Lost another parent on the fourth of March. At this rate, I am out of parents already. I am the old man of the family now. Dad passed away on the walkway between the house and the garage in the late afternoon.
I was at work, and my phone was in my locker. When I checked my phone around seven, there was a missed call from dad, and from Becky. Both had left voice messages. I checked dad's message first, and the voice was Ruby, his roomy. She said that he had fallen and hit his head, twice. I covered my heart with my hand.
I called Becky right away and she wouldn't tell my what happened. "Is dad okay?" I asked. "Not really," she said. I thought maybe he was in critical condition, at some hospital, but was aware that he may have died.
After work, I sat in my car in the parking lot of work and called her back. "He's gone," was all I heard. That's not how it's supposed to happen! He's supposed to slip away in his sleep in about a decade!

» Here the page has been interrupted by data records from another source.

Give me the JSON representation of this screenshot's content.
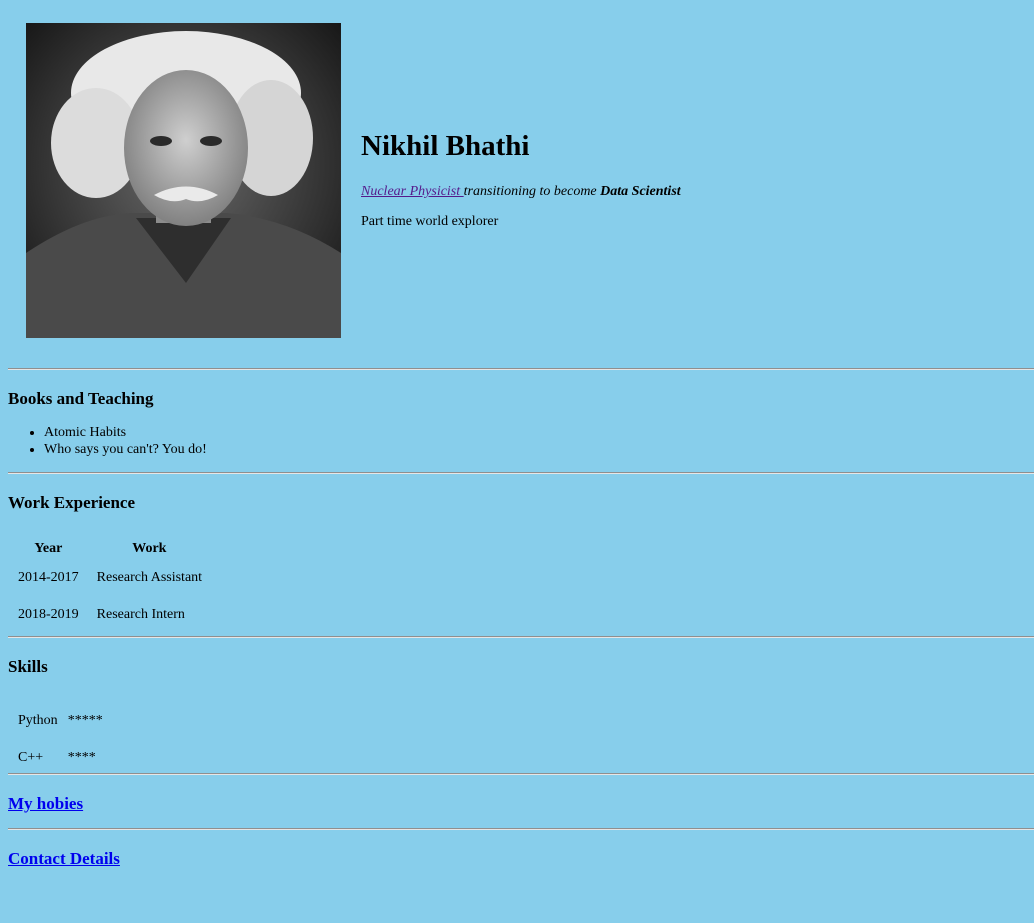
{
  "profile": {
    "name": "Nikhil Bhathi",
    "link_text": "Nuclear Physicist ",
    "transition_text": "transitioning to become ",
    "target_role": "Data Scientist",
    "explorer": "Part time world explorer"
  },
  "books": {
    "heading": "Books and Teaching",
    "items": [
      "Atomic Habits",
      "Who says you can't? You do!"
    ]
  },
  "work": {
    "heading": "Work Experience",
    "columns": [
      "Year",
      "Work"
    ],
    "rows": [
      [
        "2014-2017",
        "Research Assistant"
      ],
      [
        "2018-2019",
        "Research Intern"
      ]
    ]
  },
  "skills": {
    "heading": "Skills",
    "rows": [
      [
        "Python",
        "*****"
      ],
      [
        "C++",
        "****"
      ]
    ]
  },
  "links": {
    "hobbies": "My hobies",
    "contact": "Contact Details"
  },
  "colors": {
    "background": "#87ceeb",
    "link": "#0000ee",
    "visited_link": "#551a8b"
  }
}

At least we reconciled. All the kids shared their thoughts about dad at the service for him, as we put out of Newport Harbor. The air was damp and cool, and I appreciated how happy he must have been to live here, and how he deserved it by working so hard.
I recounted how his greatest gift to me, personally speaking, was his amazing power of forgiveness. There was no transgression too great that he couldn't forgive. I would receive the full measure of punishment - there was no escaping that. But somehow he knew that being separated from him was the greatest punishment of all.
As Sherry and I drove away from the dock after the service, the radio mumbled something that made me say aloud, "Zaphod Beeblebrox." Just at that moment, on 32nd Street, we passed a business with the serendipitious name, "Don't Panic."